The CDC recommended in October that only those 65 and older, the chronically ill, health care workers, children younger than 2 and pregnant women get the shot because a manufacturing problem at a British vaccine factory had cut in half the expected supply of vaccine for American consumers.

To date, however, only about 34 percent of people in the high-risk groups have gotten vaccinated, raising concern that some vaccine may go unused despite the overall shortfall. That prompted the committee to consider revising the recommendations. Because flu vaccine has to be reformulated each year according to which strains of the virus become dominant, it cannot be saved from one year to the next.

"On the one hand, we don't want any to go to waste. On the other hand, we don't want to start using it all and have the high-risk [people] finally show up and not be able to get vaccine," said Myron J. Levin of the University of Colorado School of Medicine, who chaired the panel.

After two hours of discussion, the committee recommended that federal, state and local officials work between now and Jan. 3 to encourage all high-risk individuals to get vaccinated. A Harvard School of Public Health survey released this week found many had either decided to forgo the vaccine so there would be enough for others who need it more, or had tried and been unable to get the vaccine. That, coupled with the fact that the flu season has been mild so far, raised concern that there could be a rush for vaccine among high-risk people if the season intensifies. The flu season usually peaks in February.
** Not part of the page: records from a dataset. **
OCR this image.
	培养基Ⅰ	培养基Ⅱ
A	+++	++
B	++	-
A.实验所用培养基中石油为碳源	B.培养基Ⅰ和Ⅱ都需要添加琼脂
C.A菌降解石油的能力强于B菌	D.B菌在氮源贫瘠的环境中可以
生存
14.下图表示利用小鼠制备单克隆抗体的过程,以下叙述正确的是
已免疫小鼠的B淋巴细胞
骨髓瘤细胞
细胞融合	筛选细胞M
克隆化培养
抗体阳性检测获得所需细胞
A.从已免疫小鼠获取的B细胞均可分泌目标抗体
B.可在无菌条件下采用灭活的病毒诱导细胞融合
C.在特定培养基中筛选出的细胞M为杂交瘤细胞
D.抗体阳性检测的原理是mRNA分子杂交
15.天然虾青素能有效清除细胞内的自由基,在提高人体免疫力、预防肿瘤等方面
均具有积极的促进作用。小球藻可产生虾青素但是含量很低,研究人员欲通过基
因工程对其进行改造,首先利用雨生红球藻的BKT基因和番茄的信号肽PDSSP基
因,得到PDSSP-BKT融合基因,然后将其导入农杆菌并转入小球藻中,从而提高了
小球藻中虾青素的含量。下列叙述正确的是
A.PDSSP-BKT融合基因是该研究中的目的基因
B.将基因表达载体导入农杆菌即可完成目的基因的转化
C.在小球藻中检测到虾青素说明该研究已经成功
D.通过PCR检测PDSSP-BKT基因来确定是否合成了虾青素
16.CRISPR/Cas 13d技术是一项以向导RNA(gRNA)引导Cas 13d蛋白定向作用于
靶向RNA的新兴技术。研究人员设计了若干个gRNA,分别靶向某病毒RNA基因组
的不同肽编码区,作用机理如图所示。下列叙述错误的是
"The season has been slow to develop, and so they might not have seen a demand yet. We're still afraid we'll run out of vaccine," Levin said. "The prime emphasis is to make sure the high-risk individuals get vaccinated. We're going to make another push on that, and following that, we want to broaden it to make sure the excess vaccine that exists in certain areas is well-utilized."

Vaccine availability varies around the nation, with some states reporting excess vaccine while others have shortages. The CDC has been working to direct vaccine to places with shortages and has been buying excess vaccine from other countries.

Several states with excess vaccine have already relaxed their guidelines for who should get vaccinated. But most of the jurisdictions, including Virginia, Maryland and the District, have been waiting to see whether the CDC would change its recommendations.

"In most communities, we're still targeting vaccine to the people in the highest priority groups," CDC Director Julie L. Gerberding said.